Fix NPX MCP server crash (skip if not installed, alternative shape to #242 / #252) (#253)

* Fix NPX MCP server crash by checking install state instead of timing out

When @playwright/mcp (or any future npx-based built-in server) isn't
already cached, npx tries to download and install it on first invoke.
That can take minutes or hang on a fresh install missing Playwright
system deps. The previous code bounded that wait with
asyncio.wait_for(mcp_manager.connect_server(...), timeout=30), but the
cancellation that wait_for fires on timeout propagates into
mcp.client.stdio.stdio_client's internal anyio task group, which
raises:

    RuntimeError: Attempted to exit cancel scope in a different task
    than it was entered in

The error fires in a sibling background task (Task exception was never
retrieved) so the surrounding try/except BaseException doesn't catch
it, and the orphaned cancel scope cascades cancellations into other
tasks in the same event loop. Running requests start failing and the
process needs a restart.

Fix: detect whether the package is already cached before invoking
connect_server, instead of trying to bound the connect with a timeout.
A new _is_npx_package_cached helper runs:

    npx --no-install <pkg> --version

The --no-install flag makes npx fail fast on a cache miss instead of
downloading, so the probe returns in <500ms either way. If the package
isn't cached, we log a warning with the exact command the user can run
to install it, and skip the server. If it is cached, we call
connect_server normally with no wait_for wrapper, so there's no
cancellation that could enter stdio_client's task group.

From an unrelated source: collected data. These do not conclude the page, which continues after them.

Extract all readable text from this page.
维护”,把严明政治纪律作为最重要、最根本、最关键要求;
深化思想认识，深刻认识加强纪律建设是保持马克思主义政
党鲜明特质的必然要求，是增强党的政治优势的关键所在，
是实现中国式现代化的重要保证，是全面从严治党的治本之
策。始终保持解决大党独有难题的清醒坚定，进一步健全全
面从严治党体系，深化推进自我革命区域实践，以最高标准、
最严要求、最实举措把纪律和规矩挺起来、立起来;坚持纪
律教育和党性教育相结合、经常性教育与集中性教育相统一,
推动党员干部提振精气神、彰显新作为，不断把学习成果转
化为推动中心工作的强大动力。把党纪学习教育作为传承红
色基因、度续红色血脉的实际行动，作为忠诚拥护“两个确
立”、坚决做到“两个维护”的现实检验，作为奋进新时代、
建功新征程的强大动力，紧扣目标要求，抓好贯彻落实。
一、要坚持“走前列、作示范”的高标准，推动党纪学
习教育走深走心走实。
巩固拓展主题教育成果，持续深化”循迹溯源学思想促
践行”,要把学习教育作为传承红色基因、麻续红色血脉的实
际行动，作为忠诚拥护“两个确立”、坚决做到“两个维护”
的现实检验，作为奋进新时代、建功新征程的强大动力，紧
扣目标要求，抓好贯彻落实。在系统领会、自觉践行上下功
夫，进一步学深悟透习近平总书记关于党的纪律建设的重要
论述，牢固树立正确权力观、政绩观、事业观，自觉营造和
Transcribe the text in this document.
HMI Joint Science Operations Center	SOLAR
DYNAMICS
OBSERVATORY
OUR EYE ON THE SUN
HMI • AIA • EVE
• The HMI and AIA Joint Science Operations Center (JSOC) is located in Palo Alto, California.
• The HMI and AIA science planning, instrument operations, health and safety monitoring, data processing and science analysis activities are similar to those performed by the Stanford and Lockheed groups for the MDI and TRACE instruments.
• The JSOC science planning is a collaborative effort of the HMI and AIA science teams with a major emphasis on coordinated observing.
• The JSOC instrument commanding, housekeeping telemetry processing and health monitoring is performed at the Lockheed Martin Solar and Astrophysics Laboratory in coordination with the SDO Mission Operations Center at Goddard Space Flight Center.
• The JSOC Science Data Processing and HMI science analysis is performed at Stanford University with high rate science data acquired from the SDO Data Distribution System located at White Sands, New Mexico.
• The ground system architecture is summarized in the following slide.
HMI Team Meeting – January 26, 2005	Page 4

This removes the entire bug class instead of papering over it. No
asyncio.wait_for around stdio_client, no shielded-task leak, no
shutdown-time RuntimeError. Verified against current versions
(mcp library on Python 3.14, anyio 4.13.0) with the existing
@playwright/mcp@latest cached, and with a deliberately uncached
package spec to exercise the skip path.

* Make first-run setup explicit when NPX MCP package isn't cached

Per @pewdiepie-archdaemon review on #253:

- src/builtin_mcp.py: expand the skip-server warning into a multi-line
  block with Reason/Impact/Fix/Notes lines, so the message stands out
  in startup logs and clearly tells the user what to run.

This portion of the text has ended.